Qualche passante rifiutava il volantino, rispondeva per le rime. I
fascisti erano pronti alla violenza. Per un attimo ebbe l’impulso di
intervenire. Poi pensò che la risposta sarebbe stata un’altra. Nel 1992
Shlomo Venezia cominciò a parlare.
Dunque esisteva un membro del
Sonderkommando, di quelle Squadre speciali, costrette a operare tra la
camera a gas e il forno crematorio! Era, anzi, un ebreo italiano.
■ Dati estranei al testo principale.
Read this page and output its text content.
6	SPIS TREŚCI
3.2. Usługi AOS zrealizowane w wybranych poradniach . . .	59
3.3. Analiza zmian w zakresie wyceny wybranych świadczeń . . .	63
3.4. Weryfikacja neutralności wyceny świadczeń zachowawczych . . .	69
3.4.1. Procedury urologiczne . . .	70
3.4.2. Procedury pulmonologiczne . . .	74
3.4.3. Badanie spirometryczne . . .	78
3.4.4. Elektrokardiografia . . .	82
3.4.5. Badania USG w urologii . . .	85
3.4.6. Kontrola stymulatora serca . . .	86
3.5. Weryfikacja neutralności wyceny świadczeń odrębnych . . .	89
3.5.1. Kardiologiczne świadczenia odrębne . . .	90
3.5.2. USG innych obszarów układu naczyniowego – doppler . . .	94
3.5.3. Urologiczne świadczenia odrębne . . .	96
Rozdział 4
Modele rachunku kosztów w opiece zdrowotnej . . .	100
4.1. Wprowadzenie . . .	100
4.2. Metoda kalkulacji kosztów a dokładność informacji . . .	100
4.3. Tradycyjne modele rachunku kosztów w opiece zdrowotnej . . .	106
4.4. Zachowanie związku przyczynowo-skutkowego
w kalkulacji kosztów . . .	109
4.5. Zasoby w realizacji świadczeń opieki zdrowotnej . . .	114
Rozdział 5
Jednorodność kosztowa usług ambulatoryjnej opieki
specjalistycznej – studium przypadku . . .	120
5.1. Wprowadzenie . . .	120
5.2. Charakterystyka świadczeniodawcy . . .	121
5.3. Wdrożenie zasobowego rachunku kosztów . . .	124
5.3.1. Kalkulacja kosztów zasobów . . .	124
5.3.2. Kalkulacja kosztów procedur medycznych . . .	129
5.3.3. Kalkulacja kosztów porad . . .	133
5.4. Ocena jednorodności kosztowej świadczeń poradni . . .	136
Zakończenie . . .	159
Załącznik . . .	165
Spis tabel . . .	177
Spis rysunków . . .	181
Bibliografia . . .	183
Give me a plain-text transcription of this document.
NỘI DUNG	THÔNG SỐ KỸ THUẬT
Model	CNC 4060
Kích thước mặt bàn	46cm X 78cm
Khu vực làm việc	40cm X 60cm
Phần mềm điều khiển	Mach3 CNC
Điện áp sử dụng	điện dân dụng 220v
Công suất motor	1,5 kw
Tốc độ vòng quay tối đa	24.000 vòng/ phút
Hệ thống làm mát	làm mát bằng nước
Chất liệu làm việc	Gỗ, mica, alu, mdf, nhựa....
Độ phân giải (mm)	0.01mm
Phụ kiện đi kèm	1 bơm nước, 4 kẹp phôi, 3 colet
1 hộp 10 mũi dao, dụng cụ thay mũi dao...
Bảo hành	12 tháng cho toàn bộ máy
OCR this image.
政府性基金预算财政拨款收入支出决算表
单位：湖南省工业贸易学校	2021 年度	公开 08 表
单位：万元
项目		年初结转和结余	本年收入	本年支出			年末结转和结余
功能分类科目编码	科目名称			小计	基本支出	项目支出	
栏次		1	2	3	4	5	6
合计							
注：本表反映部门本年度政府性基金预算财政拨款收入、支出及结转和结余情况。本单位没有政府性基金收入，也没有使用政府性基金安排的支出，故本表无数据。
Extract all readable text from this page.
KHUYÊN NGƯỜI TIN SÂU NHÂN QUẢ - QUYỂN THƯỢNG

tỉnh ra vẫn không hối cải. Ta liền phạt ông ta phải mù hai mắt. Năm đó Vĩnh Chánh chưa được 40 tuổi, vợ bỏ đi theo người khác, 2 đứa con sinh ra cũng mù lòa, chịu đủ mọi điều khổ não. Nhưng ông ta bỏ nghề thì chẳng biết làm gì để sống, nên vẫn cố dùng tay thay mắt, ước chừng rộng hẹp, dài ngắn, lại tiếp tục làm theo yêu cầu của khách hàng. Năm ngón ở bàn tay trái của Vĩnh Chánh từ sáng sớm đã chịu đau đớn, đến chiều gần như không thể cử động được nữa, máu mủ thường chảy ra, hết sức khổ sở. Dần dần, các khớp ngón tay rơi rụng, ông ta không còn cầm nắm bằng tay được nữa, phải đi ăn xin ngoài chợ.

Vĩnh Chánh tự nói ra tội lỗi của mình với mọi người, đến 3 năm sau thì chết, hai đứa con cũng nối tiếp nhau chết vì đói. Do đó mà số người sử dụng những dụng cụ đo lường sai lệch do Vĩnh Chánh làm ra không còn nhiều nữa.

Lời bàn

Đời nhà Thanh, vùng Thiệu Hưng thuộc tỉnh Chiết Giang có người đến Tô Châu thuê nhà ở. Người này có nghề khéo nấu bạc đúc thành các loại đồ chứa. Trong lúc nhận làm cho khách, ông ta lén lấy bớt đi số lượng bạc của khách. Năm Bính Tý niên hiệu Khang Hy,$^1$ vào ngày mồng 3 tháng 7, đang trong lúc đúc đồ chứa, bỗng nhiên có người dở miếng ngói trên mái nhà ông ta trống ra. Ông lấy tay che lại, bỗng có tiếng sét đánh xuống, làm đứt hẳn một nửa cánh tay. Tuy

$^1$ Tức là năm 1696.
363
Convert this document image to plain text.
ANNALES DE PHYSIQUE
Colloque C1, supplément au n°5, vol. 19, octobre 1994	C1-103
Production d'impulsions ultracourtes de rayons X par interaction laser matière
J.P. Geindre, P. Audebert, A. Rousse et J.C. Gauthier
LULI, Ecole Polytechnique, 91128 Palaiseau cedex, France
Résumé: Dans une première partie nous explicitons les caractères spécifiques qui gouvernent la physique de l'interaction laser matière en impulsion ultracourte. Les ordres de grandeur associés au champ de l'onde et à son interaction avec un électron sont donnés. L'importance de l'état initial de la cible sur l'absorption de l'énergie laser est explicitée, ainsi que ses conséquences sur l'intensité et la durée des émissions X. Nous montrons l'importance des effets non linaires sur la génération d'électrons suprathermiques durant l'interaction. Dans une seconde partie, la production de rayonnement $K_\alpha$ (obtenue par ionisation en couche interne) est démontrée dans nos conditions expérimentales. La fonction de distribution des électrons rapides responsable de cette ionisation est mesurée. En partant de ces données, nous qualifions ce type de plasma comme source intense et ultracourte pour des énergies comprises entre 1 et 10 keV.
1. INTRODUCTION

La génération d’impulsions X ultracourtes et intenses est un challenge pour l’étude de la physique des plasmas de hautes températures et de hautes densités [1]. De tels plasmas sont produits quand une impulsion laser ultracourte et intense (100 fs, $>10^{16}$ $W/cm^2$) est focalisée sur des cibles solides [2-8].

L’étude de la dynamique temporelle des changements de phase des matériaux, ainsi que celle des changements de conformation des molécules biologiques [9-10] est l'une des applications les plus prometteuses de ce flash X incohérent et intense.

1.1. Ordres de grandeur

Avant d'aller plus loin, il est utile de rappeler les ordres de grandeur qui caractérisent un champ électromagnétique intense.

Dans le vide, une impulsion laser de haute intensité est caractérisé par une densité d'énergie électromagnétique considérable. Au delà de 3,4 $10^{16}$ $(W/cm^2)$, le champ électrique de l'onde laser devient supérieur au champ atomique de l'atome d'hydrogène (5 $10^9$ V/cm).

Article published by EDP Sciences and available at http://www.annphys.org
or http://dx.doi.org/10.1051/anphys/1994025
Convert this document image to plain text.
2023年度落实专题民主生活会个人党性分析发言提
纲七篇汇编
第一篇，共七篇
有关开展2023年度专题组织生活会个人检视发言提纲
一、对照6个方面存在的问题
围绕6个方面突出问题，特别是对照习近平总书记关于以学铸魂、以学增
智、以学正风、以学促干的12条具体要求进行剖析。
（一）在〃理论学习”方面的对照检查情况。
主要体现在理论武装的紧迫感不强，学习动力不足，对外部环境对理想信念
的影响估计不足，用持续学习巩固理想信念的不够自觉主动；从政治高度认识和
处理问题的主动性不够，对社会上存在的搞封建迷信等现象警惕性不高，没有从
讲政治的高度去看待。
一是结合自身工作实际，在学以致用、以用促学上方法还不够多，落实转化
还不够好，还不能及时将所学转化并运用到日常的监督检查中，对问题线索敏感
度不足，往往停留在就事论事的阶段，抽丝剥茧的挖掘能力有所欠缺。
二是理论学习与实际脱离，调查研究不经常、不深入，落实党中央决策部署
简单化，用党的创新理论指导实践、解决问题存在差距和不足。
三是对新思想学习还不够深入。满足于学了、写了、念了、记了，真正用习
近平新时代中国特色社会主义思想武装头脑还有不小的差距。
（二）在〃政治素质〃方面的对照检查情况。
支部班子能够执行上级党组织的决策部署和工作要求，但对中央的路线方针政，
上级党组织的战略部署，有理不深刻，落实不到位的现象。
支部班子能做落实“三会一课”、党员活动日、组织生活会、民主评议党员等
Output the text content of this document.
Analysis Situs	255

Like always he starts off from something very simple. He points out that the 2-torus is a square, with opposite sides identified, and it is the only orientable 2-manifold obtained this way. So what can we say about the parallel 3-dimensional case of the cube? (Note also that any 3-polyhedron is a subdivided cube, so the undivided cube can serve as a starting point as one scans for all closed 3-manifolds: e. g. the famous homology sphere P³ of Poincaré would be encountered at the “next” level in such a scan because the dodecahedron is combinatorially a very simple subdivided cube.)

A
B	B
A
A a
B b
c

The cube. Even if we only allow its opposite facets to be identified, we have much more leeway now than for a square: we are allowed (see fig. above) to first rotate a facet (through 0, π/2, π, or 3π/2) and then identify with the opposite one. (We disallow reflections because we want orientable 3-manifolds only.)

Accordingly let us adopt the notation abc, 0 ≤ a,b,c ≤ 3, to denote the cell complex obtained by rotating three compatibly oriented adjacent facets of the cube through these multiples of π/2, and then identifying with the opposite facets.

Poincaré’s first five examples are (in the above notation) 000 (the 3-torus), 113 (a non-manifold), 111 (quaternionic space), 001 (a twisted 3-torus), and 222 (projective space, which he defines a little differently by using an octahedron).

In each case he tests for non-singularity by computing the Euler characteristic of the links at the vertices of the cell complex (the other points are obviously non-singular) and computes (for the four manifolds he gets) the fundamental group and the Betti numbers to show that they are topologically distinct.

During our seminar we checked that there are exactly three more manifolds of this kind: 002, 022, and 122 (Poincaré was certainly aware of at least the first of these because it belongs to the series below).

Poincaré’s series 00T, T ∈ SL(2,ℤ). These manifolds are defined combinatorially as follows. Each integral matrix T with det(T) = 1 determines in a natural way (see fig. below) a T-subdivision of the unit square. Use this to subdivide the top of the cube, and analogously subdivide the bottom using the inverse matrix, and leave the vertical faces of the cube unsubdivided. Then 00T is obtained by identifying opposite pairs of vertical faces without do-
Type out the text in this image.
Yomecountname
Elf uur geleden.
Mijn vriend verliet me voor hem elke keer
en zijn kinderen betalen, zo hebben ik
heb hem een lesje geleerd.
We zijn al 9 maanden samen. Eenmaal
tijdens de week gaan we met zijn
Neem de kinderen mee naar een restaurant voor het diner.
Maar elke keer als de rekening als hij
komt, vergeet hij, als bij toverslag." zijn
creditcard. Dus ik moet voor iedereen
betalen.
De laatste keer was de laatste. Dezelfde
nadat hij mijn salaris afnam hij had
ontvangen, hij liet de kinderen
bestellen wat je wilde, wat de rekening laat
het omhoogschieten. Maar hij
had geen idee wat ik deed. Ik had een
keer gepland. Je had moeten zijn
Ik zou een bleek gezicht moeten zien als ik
Quel
nome, «Venezia», rievocava il tempo in cui i suoi antenati, espulsi
dalla Spagna nel 1492, si erano fermati nella città della laguna, prima
di proseguire per le coste greche. Shlomo era nato a Salonicco il 29
dicembre 1923. Il padre aveva trasmesso ai figli la cittadinanza
italiana, quasi fosse una difesa che avrebbe dovuto proteggerli. In casa
si parlava ladino, o meglio, giudeo-spagnolo, ricordo di quel
leggendario passato perduto. La famiglia tentò di fuggire durante
l’occupazione nazista; furono, però, catturati e deportati ad Auschwitz,
dove giunsero l’11 aprile 1944. A Shlomo fu «iniettato» il numero
182727. Passate le prime selezioni, gli fu proposto un «lavoro
supplementare» per una doppia razione di cibo. «Se avessi saputo che
quel lavoro consisteva nel tirar fuori i cadaveri e portarli al
crematorio, avrei preferito morire di fame; (…) quando compresi era
troppo tardi». Così ha confessato nel libro Sonderkommando Auschwitz,
pubblicato nel 2007 in Italia da Rizzoli e tradotto in moltissime
lingue.
Impossibile immaginare che cosa dovette provare un
ventenne costretto a vivere per mesi accanto ai forni crematori. Quando
scrive Shlomo non indugia su di sé, sulle sue emozioni, sul suo dolore.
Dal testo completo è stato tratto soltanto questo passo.